30
Jul
10

Day 26: The Day of Cliché

All of our unplanned, haphazard, Sam’ll-handle-it traveling had been going swimmingly, but we finally hit a snag this morning.  We arrive back in China after the splendid overnight train from Shanghai and take a taxi straight to the Liyun Apartotels that were so good to us.  We explode into the lobby, a dust cloud of backpacks and random limbs.

But it’s booked solid.  Heave the bags backs on, down the street to cross on the overhead bridge, back up the street to try somewhere else.

Booked.

Bags, bridge, try again.

Booked.

Bags, taxi, try again.

We finally find a place that is somewhere that I cannot explain because I cannot explain where any place is in Beijing.

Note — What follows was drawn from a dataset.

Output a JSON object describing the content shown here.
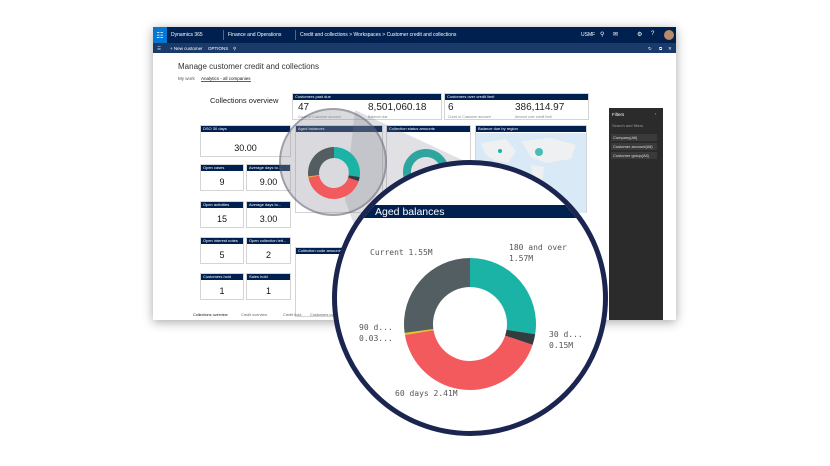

And so, forward with the Day of Cliché.

Cliché no.1: Shopping.  I’m not really one for doing a lot of shopping while traveling, and I am not very good at haggling over prices.  I would rather simply not buy something than invest a ton of time in arguing the price down only to feel bad about screwing these people out of the ten yuan that they obviously need more than I do.  (I suppose I could pay the full, ridiculously high asking price, but I don’t really want to do that either.)  But I’ve been watching Sam, the Mistress of Bargaining, and decide to try it out if I see something cool while walking through Silk Street – a large, multi-level department store filled with individual booths and aggressive proprietors.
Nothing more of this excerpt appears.